Embargoed until: Publicly released:
Transgender adults who have at some point in their life been exposed to conversion therapy, are at higher odds of suffering severe psychological distress and attempting suicide, according to US research. Gender identity conversion therapy is designed to change the gender a person identifies as back to their sex assigned at birth. The study of more than 27,000 transgender people found that of those who had spoken to a professional about their gender identity, around 20 per cent had been exposed to gender identity conversion therapy and these people were at higher risk of having experienced psychological distress in the last month. For transgender adults who recalled gender identity conversion efforts before age 10 years, exposure was significantly associated with an increase in the lifetime odds of suicide attempts.

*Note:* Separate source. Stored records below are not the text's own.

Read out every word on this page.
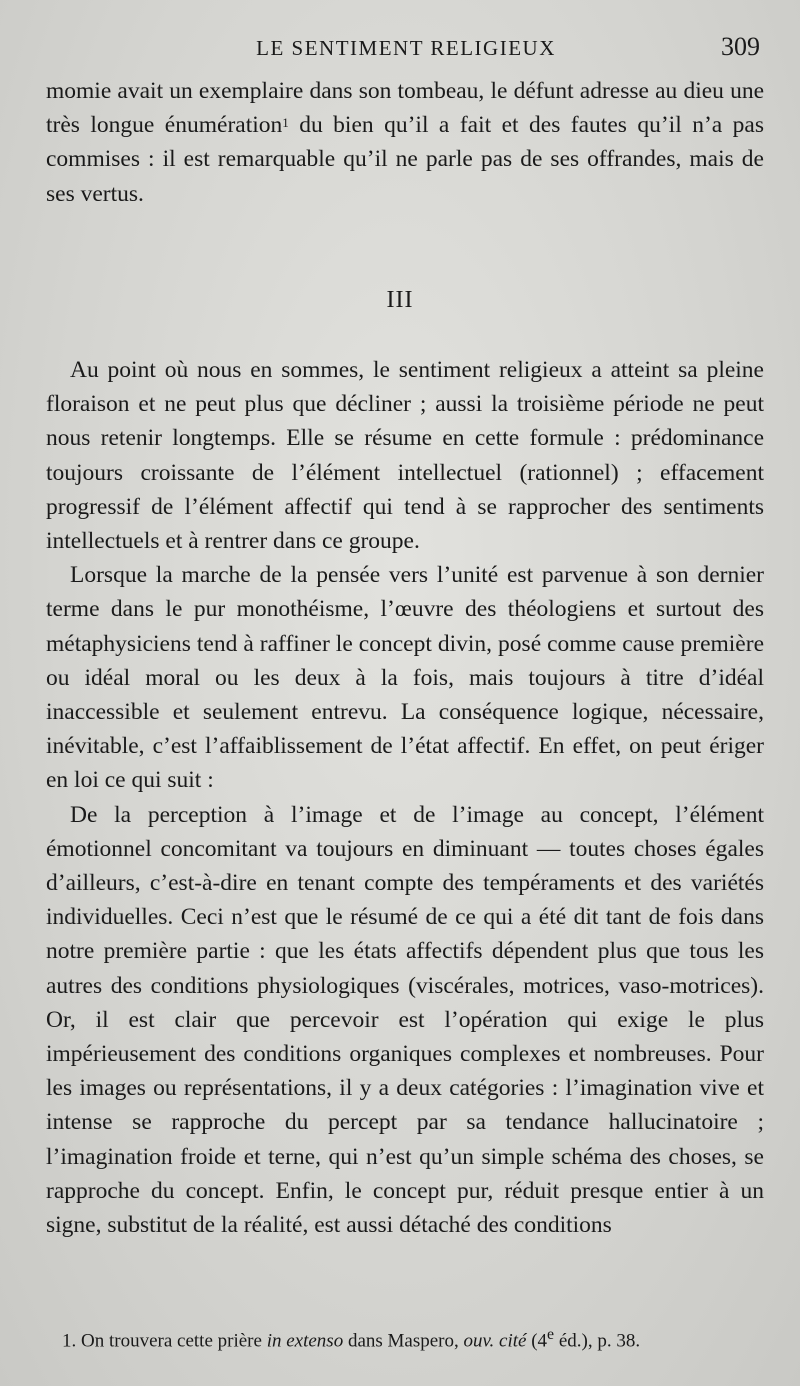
LE SENTIMENT RELIGIEUX	309

momie avait un exemplaire dans son tombeau, le défunt adresse au dieu une très longue énumération$^1$ du bien qu’il a fait et des fautes qu’il n’a pas commises : il est remarquable qu’il ne parle pas de ses offrandes, mais de ses vertus.

III

Au point où nous en sommes, le sentiment religieux a atteint sa pleine floraison et ne peut plus que décliner ; aussi la troisième période ne peut nous retenir longtemps. Elle se résume en cette formule : prédominance toujours croissante de l’élément intellectuel (rationnel) ; effacement progressif de l’élément affectif qui tend à se rapprocher des sentiments intellectuels et à rentrer dans ce groupe.

Lorsque la marche de la pensée vers l’unité est parvenue à son dernier terme dans le pur monothéisme, l’œuvre des théologiens et surtout des métaphysiciens tend à raffiner le concept divin, posé comme cause première ou idéal moral ou les deux à la fois, mais toujours à titre d’idéal inaccessible et seulement entrevu. La conséquence logique, nécessaire, inévitable, c’est l’affaiblissement de l’état affectif. En effet, on peut ériger en loi ce qui suit :

De la perception à l’image et de l’image au concept, l’élément émotionnel concomitant va toujours en diminuant — toutes choses égales d’ailleurs, c’est-à-dire en tenant compte des tempéraments et des variétés individuelles. Ceci n’est que le résumé de ce qui a été dit tant de fois dans notre première partie : que les états affectifs dépendent plus que tous les autres des conditions physiologiques (viscérales, motrices, vaso-motrices). Or, il est clair que percevoir est l’opération qui exige le plus impérieusement des conditions organiques complexes et nombreuses. Pour les images ou représentations, il y a deux catégories : l’imagination vive et intense se rapproche du percept par sa tendance hallucinatoire ; l’imagination froide et terne, qui n’est qu’un simple schéma des choses, se rapproche du concept. Enfin, le concept pur, réduit presque entier à un signe, substitut de la réalité, est aussi détaché des conditions

1. On trouvera cette prière in extenso dans Maspero, ouv. cité (4e éd.), p. 38.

Journal/conference: JAMA Psychiatry

DOI: 10.1001/jamapsychiatry.2019.2285

Organisation/s: Massachusetts General Hospital, USA

Funder: This work was supported by grant U30CS22742 from the Health Resources and Services Administration Bureau of Primary Health Care (Dr Keuroghlian), partly supported by a grant from the National Institutes of Health under award number UG3AI133669 (Dr Reisner), and an American Academy of Child and Adolescent Psychiatry Pilot Research Award for General Psychiatry Residents (Dr Turban).

Media Release

From: JAMA

Gender Identity Conversion Efforts Associated With Adverse Mental Health Outcomes

JAMA Psychiatry
Original Investigation

Bottom Line: Gender identity conversion efforts to try to change a person’s gender identity to match their sex assigned at birth were associated with increased likelihood of adverse mental health outcomes, including suicide attempts, in this study of nearly 28,000 transgender adults from across the United States. Professional organizations, including the American Psychiatric Association, have called conversion therapy for gender identity unethical and ineffective, and some states have outlawed the practice. This observational study is based on the results of a survey distributed through community outreach to transgender adults in all 50 states, the District of Columbia, some territories and overseas U.S. military bases. Of 27,715 transgender adults who responded, 19,741 (71.3%) reported having spoken to a secular or religious professional about their gender identity and of these 3,869 (19.6%) reported exposure to gender identity conversion efforts. That exposure was associated with severe psychological distress during the previous month and prior suicide attempts during their lifetime compared with transgender adults who reported talking about their gender identity with a professional but weren’t exposed to conversion efforts. Reported exposure to conversion efforts before the age of 10 also was associated with greater lifetime odds of suicide attempts. Limitations of the study include its inability to determine causation; it didn’t capture conversion efforts by others such as family members; and it’s possible that some adults with worse mental health might have sought conversion therapy. The study findings support that gender identity conversion efforts should be avoided in children and adults.

Authors: Jack L. Turban, M.D., M.H.S., of the Massachusetts General Hospital, Boston, and coauthors


Editor’s Note: The article includes conflict of interest and funding/support disclosures. Please see the article for additional information, including other authors, author contributions and affiliations, financial disclosures, funding and support, etc.